Intention is never enough. Atonement doesn’t happen through words; it requires action — it requires a pound of flesh. But take heart because Life is truly miraculous. It is the nature of living things not only to heal but to grow stronger, wiser, and more resilient when nourished and cared for. All that you give joyfully is returned to you tenfold.

I see now what my ancestors saw. I understand now the words they wrote down to help me avoid their sin: what goes around comes around; love your enemy; we are one; what I give matters more than what I get. My freedom depends on the service I provide. My health and happiness depends on the care I give.

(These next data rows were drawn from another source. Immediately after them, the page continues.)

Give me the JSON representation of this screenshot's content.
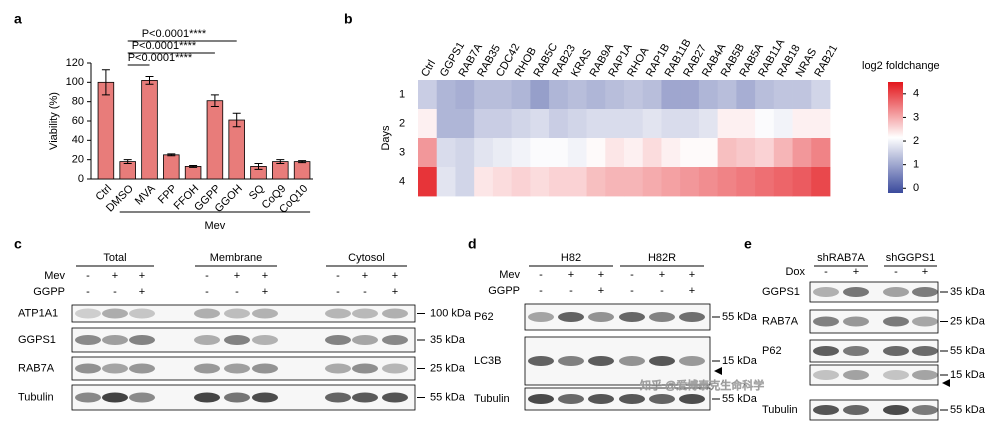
{
  "panel_labels": [
    "a",
    "b",
    "c",
    "d",
    "e"
  ],
  "chart_data": [
    {
      "type": "bar",
      "ylabel": "Viability (%)",
      "categories": [
        "Ctrl",
        "DMSO",
        "MVA",
        "FPP",
        "FFOH",
        "GGPP",
        "GGOH",
        "SQ",
        "CoQ9",
        "CoQ10"
      ],
      "values": [
        100,
        18,
        102,
        25,
        13,
        81,
        61,
        13,
        18,
        18
      ],
      "errors": [
        13,
        2,
        4,
        1,
        1,
        6,
        7,
        3,
        2,
        1
      ],
      "color": "#e87c7a",
      "ylim": [
        0,
        120
      ],
      "yticks": [
        0,
        20,
        40,
        60,
        80,
        100,
        120
      ],
      "group_label": "Mev",
      "annotations": [
        "P<0.0001****",
        "P<0.0001****",
        "P<0.0001****"
      ]
    },
    {
      "type": "heatmap",
      "x": [
        "Ctrl",
        "GGPS1",
        "RAB7A",
        "RAB35",
        "CDC42",
        "RHOB",
        "RAB5C",
        "RAB23",
        "KRAS",
        "RAB9A",
        "RAP1A",
        "RHOA",
        "RAP1B",
        "RAB11B",
        "RAB27",
        "RAB4A",
        "RAB5B",
        "RAB5A",
        "RAB11A",
        "RAB18",
        "NRAS",
        "RAB21"
      ],
      "label_colors": [
        "#000000",
        "#d62728",
        "#d62728",
        "#000000",
        "#000000",
        "#000000",
        "#000000",
        "#000000",
        "#000000",
        "#000000",
        "#000000",
        "#000000",
        "#000000",
        "#000000",
        "#000000",
        "#000000",
        "#000000",
        "#000000",
        "#000000",
        "#000000",
        "#000000",
        "#000000"
      ],
      "y": [
        "1",
        "2",
        "3",
        "4"
      ],
      "ylabel": "Days",
      "values": [
        [
          1.5,
          1.2,
          1.1,
          1.3,
          1.3,
          1.2,
          0.9,
          1.2,
          1.3,
          1.2,
          1.3,
          1.4,
          1.3,
          1.0,
          1.0,
          1.2,
          1.3,
          1.1,
          1.3,
          1.4,
          1.4,
          1.6
        ],
        [
          2.3,
          1.2,
          1.2,
          1.5,
          1.5,
          1.6,
          1.7,
          1.5,
          1.6,
          1.7,
          1.7,
          1.7,
          1.8,
          1.7,
          1.7,
          1.8,
          2.3,
          2.3,
          2.1,
          2.0,
          2.3,
          2.3
        ],
        [
          3.2,
          1.7,
          1.6,
          1.8,
          1.9,
          2.0,
          2.1,
          2.1,
          2.0,
          2.2,
          2.4,
          2.3,
          2.5,
          2.3,
          2.2,
          2.2,
          2.8,
          2.7,
          2.6,
          2.9,
          3.2,
          3.4
        ],
        [
          4.2,
          1.8,
          1.6,
          2.4,
          2.5,
          2.6,
          2.5,
          2.6,
          2.6,
          2.8,
          2.9,
          2.9,
          3.0,
          3.1,
          3.2,
          3.3,
          3.4,
          3.5,
          3.6,
          3.7,
          3.8,
          4.0
        ]
      ],
      "colorbar_label": "log2 foldchange",
      "zlim": [
        -0.2,
        4.5
      ],
      "zticks": [
        0,
        1,
        2,
        3,
        4
      ],
      "colors": {
        "low": "#3a4a9c",
        "mid": "#ffffff",
        "high": "#e3161c"
      }
    }
  ],
  "blots": [
    {
      "groups": [
        "Total",
        "Membrane",
        "Cytosol"
      ],
      "conditions": [
        {
          "name": "Mev",
          "signs": [
            "-",
            "+",
            "+",
            "-",
            "+",
            "+",
            "-",
            "+",
            "+"
          ]
        },
        {
          "name": "GGPP",
          "signs": [
            "-",
            "-",
            "+",
            "-",
            "-",
            "+",
            "-",
            "-",
            "+"
          ]
        }
      ],
      "rows": [
        {
          "label": "ATP1A1",
          "marker": "100 kDa"
        },
        {
          "label": "GGPS1",
          "marker": "35 kDa"
        },
        {
          "label": "RAB7A",
          "marker": "25 kDa"
        },
        {
          "label": "Tubulin",
          "marker": "55 kDa"
        }
      ]
    },
    {
      "groups": [
        "H82",
        "H82R"
      ],
      "conditions": [
        {
          "name": "Mev",
          "signs": [
            "-",
            "+",
            "+",
            "-",
            "+",
            "+"
          ]
        },
        {
          "name": "GGPP",
          "signs": [
            "-",
            "-",
            "+",
            "-",
            "-",
            "+"
          ]
        }
      ],
      "rows": [
        {
          "label": "P62",
          "marker": "55 kDa"
        },
        {
          "label": "LC3B",
          "marker": "15 kDa"
        },
        {
          "label": "Tubulin",
          "marker": "55 kDa"
        }
      ]
    },
    {
      "groups": [
        "shRAB7A",
        "shGGPS1"
      ],
      "conditions": [
        {
          "name": "Dox",
          "signs": [
            "-",
            "+",
            "-",
            "+"
          ]
        }
      ],
      "rows": [
        {
          "label": "GGPS1",
          "marker": "35 kDa"
        },
        {
          "label": "RAB7A",
          "marker": "25 kDa"
        },
        {
          "label": "P62",
          "marker": "55 kDa"
        },
        {
          "label": null,
          "marker": "15 kDa"
        },
        {
          "label": "Tubulin",
          "marker": "55 kDa"
        }
      ]
    }
  ],
  "watermark": "知乎 @爱博泰克生命科学"
}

I wear the mark on me now — the raw redness where my healing heart reminds me to be gentle. It feels like a sacred gift and a calling. I’ve had my conversion moment. I am converted to the oldest religion — the original spark that gave birth to all the great wisdom traditions. If it could be written, the canon would hardly fill a single page. But Life speaks in a language that can’t be written or spoken though it can still be heard by every one who stills themselves long enough to listen.